Einfach mal die Fresse halten – Der Bayerische Philologenverband äußert sich zu Killerspielen

Ich glaube, das ist damals [nach dem Zweiten Weltkrieg in Deutschland] falsch verstanden worden mit der Demokratie: Man darf in der Demokratie eine Meinung haben, man muss nicht. ’s wär ganz wichtig, dass sich das mal rumspricht. Wenn man keine Ahnung hat: Einfach mal Fresse halten.“ (Dieter Nuhr)
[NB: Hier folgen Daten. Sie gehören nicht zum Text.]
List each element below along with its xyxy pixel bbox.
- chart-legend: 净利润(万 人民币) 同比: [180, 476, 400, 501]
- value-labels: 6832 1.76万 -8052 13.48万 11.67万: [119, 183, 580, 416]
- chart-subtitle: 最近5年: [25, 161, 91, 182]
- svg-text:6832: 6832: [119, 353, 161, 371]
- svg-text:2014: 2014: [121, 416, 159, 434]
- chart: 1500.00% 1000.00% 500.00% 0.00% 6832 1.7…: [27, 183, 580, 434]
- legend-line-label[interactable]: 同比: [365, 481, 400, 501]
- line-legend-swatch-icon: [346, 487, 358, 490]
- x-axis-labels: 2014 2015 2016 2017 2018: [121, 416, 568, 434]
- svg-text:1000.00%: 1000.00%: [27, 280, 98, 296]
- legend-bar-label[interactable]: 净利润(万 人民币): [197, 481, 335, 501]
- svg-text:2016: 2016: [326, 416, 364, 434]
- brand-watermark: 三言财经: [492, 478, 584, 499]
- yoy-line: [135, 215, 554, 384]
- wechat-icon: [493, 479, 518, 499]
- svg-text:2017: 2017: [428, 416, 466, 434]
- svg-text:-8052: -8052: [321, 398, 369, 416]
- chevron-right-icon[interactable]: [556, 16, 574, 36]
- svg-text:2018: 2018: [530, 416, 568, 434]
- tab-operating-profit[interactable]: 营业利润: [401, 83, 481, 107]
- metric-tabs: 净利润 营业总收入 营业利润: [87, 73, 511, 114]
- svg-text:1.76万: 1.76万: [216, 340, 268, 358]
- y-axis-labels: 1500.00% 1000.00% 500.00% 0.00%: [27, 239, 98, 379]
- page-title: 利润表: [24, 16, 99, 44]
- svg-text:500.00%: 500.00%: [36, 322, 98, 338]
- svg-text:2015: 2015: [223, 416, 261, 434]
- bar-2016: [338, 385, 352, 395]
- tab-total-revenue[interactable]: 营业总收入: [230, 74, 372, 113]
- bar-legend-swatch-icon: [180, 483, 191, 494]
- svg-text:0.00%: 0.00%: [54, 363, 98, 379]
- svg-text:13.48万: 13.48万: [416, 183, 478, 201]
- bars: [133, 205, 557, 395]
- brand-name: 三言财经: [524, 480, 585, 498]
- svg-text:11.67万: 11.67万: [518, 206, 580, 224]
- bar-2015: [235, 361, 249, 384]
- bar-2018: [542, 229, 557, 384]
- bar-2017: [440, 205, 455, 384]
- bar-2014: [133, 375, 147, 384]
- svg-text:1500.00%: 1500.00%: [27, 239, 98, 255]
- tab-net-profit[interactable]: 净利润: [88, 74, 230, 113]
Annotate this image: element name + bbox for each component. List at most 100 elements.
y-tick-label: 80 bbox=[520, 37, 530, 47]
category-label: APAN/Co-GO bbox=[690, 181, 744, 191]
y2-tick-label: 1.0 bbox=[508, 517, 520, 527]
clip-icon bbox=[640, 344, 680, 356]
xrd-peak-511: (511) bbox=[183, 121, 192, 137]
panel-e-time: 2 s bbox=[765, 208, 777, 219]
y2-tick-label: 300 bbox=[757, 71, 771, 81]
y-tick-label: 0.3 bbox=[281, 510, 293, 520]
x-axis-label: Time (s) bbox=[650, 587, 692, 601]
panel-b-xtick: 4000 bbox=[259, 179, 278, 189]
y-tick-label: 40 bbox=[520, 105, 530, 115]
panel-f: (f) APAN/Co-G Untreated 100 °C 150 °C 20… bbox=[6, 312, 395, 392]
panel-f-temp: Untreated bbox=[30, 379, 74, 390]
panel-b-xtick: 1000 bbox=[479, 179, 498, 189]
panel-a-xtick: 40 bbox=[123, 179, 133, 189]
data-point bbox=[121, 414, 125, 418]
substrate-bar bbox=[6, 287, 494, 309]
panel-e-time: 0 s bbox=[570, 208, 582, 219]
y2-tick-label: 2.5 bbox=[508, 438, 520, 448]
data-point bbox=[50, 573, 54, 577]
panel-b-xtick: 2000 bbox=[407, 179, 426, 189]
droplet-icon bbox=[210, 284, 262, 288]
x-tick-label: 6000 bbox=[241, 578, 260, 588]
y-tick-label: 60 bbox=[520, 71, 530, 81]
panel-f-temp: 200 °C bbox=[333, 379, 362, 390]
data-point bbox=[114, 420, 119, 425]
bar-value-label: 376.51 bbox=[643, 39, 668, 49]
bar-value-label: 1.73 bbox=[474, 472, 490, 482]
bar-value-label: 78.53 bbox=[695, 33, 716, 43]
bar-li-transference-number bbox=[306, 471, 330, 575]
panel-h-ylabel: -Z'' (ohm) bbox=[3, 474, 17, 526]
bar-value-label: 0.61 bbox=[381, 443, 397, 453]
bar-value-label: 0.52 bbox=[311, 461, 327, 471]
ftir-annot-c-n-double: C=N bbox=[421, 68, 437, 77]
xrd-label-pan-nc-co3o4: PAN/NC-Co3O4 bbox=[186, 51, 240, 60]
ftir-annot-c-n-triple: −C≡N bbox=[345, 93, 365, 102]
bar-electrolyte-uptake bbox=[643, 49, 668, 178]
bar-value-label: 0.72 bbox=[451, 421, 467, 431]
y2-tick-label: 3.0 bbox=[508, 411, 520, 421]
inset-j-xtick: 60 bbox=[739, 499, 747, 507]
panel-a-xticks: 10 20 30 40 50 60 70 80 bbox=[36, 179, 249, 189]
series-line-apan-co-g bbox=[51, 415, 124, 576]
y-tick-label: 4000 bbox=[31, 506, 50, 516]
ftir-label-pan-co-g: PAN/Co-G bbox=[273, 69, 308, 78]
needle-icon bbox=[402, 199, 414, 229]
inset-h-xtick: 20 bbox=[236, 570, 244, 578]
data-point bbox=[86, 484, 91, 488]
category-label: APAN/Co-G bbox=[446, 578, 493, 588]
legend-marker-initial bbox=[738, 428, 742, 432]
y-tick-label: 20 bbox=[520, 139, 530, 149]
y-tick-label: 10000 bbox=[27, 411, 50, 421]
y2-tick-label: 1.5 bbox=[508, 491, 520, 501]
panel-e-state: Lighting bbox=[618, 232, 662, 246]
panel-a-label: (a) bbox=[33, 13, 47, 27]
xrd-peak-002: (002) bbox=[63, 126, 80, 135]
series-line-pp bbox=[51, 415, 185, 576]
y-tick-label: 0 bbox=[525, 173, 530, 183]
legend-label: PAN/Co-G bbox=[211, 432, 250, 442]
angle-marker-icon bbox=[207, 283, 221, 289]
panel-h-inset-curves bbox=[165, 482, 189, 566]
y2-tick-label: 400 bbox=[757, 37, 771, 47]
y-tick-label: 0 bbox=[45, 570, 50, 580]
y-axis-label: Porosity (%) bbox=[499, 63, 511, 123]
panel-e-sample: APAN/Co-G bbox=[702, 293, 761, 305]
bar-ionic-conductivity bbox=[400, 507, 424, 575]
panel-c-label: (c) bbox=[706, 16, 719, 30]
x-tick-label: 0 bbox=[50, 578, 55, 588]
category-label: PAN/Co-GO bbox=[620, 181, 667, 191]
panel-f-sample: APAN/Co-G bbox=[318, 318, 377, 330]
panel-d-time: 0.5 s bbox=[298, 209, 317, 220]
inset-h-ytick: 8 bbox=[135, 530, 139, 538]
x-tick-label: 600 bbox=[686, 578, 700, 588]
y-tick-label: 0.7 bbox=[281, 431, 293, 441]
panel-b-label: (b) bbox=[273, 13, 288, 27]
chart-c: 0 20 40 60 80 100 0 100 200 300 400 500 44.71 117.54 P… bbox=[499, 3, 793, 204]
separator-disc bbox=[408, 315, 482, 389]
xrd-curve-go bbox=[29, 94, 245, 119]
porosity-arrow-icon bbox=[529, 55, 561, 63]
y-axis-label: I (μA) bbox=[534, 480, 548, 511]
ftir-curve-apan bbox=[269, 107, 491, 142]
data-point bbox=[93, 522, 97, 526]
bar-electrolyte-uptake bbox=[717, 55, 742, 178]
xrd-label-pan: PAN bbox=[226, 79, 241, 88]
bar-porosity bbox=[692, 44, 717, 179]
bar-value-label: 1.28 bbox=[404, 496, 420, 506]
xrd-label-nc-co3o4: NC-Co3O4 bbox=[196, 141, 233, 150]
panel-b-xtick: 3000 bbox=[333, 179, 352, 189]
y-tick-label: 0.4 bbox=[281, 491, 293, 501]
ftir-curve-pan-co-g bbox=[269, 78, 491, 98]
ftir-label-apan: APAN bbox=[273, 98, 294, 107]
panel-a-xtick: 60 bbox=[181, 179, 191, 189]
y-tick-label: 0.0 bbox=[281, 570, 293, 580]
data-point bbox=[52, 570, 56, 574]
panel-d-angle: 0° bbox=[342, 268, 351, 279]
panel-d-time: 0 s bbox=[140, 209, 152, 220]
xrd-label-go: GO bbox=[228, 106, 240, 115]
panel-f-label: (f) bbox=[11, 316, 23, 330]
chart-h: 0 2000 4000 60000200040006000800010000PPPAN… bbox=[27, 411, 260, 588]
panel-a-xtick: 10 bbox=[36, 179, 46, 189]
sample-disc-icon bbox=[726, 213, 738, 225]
Tja, die Diskussion um Killerspiele schlägt mal wieder hohe Wellen. In Bayern ist Wahlkampf und da muss man sich mit Themen positionieren, die an Stammtischen gut ankommen und möglichst wenige der eigenen Wähler verschrecken. Die Verrohung der Jugend ist so ein Thema. Und vor allem, wo man da einen schönen Schuldigen hat. Nicht die fehlende Perspektiven, schlechte Schulbildung, mangelhafte Förderung zusammen einer desolaten wirtschaftlichen Lage von vielen Familien ist daran schuld. Nein es sind die Killerspiele und die gehören Verboten. Und offensichtlich fühlen sich viele Gutmenschen berufen, in das gleiche Horn zu stoßen, unabhängig davon, ob man sich mit dem Sachverhalt auskennt. So auch der bayerische Philologenverband, der sich in einer Pressemitteilung (Orgninalversion siehe unten) zu dem Thema äußert.

Die Pressemitteilung offenbart die ganze Unkenntnis, mit der die beteiligten Gruppen die Diskussion führen. Am deutlichsten zeigt sich dieses daran, dass man auf das besonders brutale Killerspiel World of Warcraft hinweist. Darauf, dass es sich bei dem Spiel in keinsterweise um ein Killerspiel handelt, musste der Verband erst von anderer Seite hingewiesen werden. Also nahm man den betreffenen Absatz still und leise aus der Pressemitteilung. Aber in Zeiten des Internets kann man nicht mehr heimlich etwas zurücknehmen, was man einmal gesagt hat. Google-Cache sei Dank. So sah man sich später genötigt, die Pressemitteilung mit einen Hinweis auf den Fehler und die Korrektur zu versehen.

Dummerweise ist die Pressemitteilung aber immer noch nicht schlüssig. Denn das, was die Philologen in erster Linie anprangern, ist der exzessive Umgang mit dem Computer. Hier vor allem zu lange Spielzeiten bei Online-Spielen. Auch wird eine Studie erwähnt nach, wonach 11% der Jugendlichen Spielsüchtig seien. Dies alles kann man nun mit viel gutem Willen World of Warcraft beziehen, ist aber eine vollkommen andere Baustelle als gewalttätige Killerspielen. Das wäre so, als ob man das Rauchen verbieten würde weil zuviele Jugendliche Alkohol trinken. Apropos Zigaretten und Alkohol, zwei Sachen vor dem Kinder und Jugendliche (zurecht) geschützt werden müssen. Diesbezüglich habe ich allerdings von den bayrischen Stammtischen noch keine Verbotsforderungen gehört.

Natürlich ist es nicht wünschenswert, dass Kinder nur vor dem Computer hängen und spielen. Insbesondere wenn sie dadurch Schule und Umfeld vernachlässigen. Aber dies ist in erster Linie Aufgabe der Eltern. Hier muss die notwendige Sensibilisierung geschaffen werden.  Sonst muss man demnächst alles verbieten, dass in irgendeiner Weise schädlich sein könnte.

Übrigens: Lustige Anektdote am zum Schluss. Als man zuspät gemerkt hat, dass man mit WoW einen Bock geschossen hat und man anschließend gemerkt hat, dass man es nicht unauffällig unter den Tisch fallen lassen kann, wurde zunächst folgende Erläuterung vor den Text gesetzt:

„In der Pressemiteilung vom 09.09.2008 ist uns ein Fehler unterlaufen: „World of Warcraft“ ist natürlich kein Beispiel eines für  besondere Brutalität bekannten Spiels und nicht vergleichbar mit Ego-Shootern wie etwa „Counterstrike“ oder „Manhunt“.  – Danke für die zugesandten Hinweise auf dieses Versehen! –“
(Hervorhebung von mir)

Hier zeigt sich wieder die geballte Kompetenz, die hinter der Verband steht. Manhunt ist gar kein Ego-Shooter. Nachdem man auch dies mitgeteilt bekommen hat, wurde der Einleitungstext nochmals angepasst.